Recommendation:Further testing could involve different normalization methods or keeping more than 10 features to balance recall and precision.But if the goal is high precision, this model is a good choice as it reduces false positives
adaboost_results_long <- melt(adaboost_results, id.vars = "Experiment")
ggplot(adaboost_results_long, aes(x = Experiment, y = value, fill = variable)) +
geom_bar(stat = "identity", position = "dodge") +
labs(title = "AdaBoost Performance Comparison", y = "Metric Value", x = "Experiment") +
theme_minimal() +
theme(axis.text.x = element_text(angle = 45, hjust = 1))
Hyperparameter Tuning (nu = 0.5, iter = 100) provides a slight improvement in precision, and AUC-ROC, making it the best performing configuration based on these metrics. In summary, hyperparameter tuning (nu = 0.5, iter = 100) appears to be the most beneficial change to the AdaBoost model, offering a small but meaningful performance boost over the default model.
# Combine the results into one DataFrame
all_results <- rbind(dt_results, rf_results, adaboost_results)
kable(all_results, caption = "Model Performance Comparison", digits = 3, format = "markdown")

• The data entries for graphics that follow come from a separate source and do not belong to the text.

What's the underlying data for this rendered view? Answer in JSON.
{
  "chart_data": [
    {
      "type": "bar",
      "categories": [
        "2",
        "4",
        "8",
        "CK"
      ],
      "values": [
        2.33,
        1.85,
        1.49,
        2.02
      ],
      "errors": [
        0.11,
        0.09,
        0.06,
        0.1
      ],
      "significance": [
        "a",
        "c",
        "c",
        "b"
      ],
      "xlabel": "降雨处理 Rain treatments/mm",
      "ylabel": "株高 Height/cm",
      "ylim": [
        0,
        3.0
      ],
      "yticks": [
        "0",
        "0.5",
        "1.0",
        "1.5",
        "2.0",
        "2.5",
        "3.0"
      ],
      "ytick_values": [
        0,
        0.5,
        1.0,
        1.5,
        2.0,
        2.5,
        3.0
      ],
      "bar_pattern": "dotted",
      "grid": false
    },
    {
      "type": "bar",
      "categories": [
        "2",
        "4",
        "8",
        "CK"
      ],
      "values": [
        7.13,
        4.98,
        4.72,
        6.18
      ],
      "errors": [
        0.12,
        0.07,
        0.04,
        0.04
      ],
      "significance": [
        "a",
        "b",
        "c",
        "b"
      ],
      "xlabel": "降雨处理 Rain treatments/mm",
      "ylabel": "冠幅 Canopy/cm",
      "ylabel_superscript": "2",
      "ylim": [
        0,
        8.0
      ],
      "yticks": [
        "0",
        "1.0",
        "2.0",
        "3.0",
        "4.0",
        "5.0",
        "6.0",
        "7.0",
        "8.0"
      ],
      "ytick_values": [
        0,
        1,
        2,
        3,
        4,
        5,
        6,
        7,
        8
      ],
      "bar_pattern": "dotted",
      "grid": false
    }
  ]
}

| Experiment | Accuracy | Precision | Recall | F1_Score | AUC_ROC |
|---|---|---|---|---|---|
| Default Decision Tree | 0.897 | 0.576 | 0.339 | 0.427 | 0.739 |
| D.T:Max Depth = 5 | 0.901 | 0.746 | 0.180 | 0.290 | 0.699 |
| D.T:Pruned Tree | 0.902 | 0.689 | 0.239 | 0.355 | 0.739 |
| R.F:50 Trees | 0.895 | 0.574 | 0.264 | 0.362 | 0.760 |
| R.F:200 Trees | 0.896 | 0.582 | 0.272 | 0.370 | 0.766 |
| R.F:mtry = 6 | 0.893 | 0.550 | 0.283 | 0.374 | 0.757 |
| Default AdaBoost | 0.901 | 0.693 | 0.221 | 0.335 | 0.772 |
| Ada: = 0.5, iter = 100 | 0.900 | 0.639 | 0.250 | 0.359 | 0.780 |
| Ada: Feature Selection & Scaling | 0.899 | 0.673 | 0.193 | 0.300 | 0.772 |
# Highlighting the best result in each metric
highlighted_results <- formattable(
all_results,
list(
Accuracy = formatter("span",
style = function(x) ifelse(x == max(all_results$Accuracy),
style(color = "green", font.weight = "bold"),
NA)),
Precision = formatter("span",
style = function(x) ifelse(x == max(all_results$Precision),
style(color = "blue", font.weight = "bold"),
NA)),
Recall = formatter("span",
style = function(x) ifelse(x == max(all_results$Recall),
style(color = "red", font.weight = "bold"),
NA)),
F1_Score = formatter("span",
style = function(x) ifelse(x == max(all_results$F1_Score),
style(color = "orange", font.weight = "bold"),
NA)),
AUC_ROC = formatter("span",
style = function(x) ifelse(x == max(all_results$AUC_ROC),
style(color = "purple", font.weight = "bold"),
NA))
)
)
highlighted_results
| Experiment | Accuracy | Precision | Recall | F1_Score | AUC_ROC |
|---|---|---|---|---|---|
| Default Decision Tree | 0.8974141 | 0.5758684 | 0.3394397 | 0.4271186 | 0.7390987 |
| D.T:Max Depth = 5 | 0.9006920 | 0.7455357 | 0.1799569 | 0.2899306 | 0.6989344 |
| D.T:Pruned Tree | 0.9021488 | 0.6894410 | 0.2392241 | 0.3552000 | 0.7390662 |
| R.F:50 Trees | 0.8949860 | 0.5737705 | 0.2640086 | 0.3616236 | 0.7600701 |
| R.F:200 Trees | 0.8959573 | 0.5819861 | 0.2715517 | 0.3703159 | 0.7656355 |
| R.F:mtry = 6 | 0.8931650 | 0.5502092 | 0.2834052 | 0.3741110 | 0.7568994 |
| Default AdaBoost | 0.9011776 | 0.6925676 | 0.2209052 | 0.3349673 | 0.7719639 |
| Ada: = 0.5, iter = 100 | 0.8995994 | 0.6391185 | 0.2500000 | 0.3594113 | 0.7799235 |
| Ada: Feature Selection & Scaling | 0.8985067 | 0.6729323 | 0.1928879 | 0.2998325 | 0.7717384 |
In conclusion,we observed that in decision trees pruning improved precision (0.7455) but reduced recall (0.1800). This model struggled with overfitting. We also noticed that in our random forest experiments, increased trees improved recall to 0.2866 and ROC-AUC to 0.7656, showing better generalization.But AdaBoost performed best with 100 iterations and a learning rate of 0.5, achieving the highest ROC-AUC of 0.7788 and a strong balance between precision and recall.AdaBoost is our optimal model as it provided the best overall performance. Further tuning and resampling techniques could improve recall without compromising precision. For business decisions, choosing between precision-focused or recall-focused models depends on marketing priorities.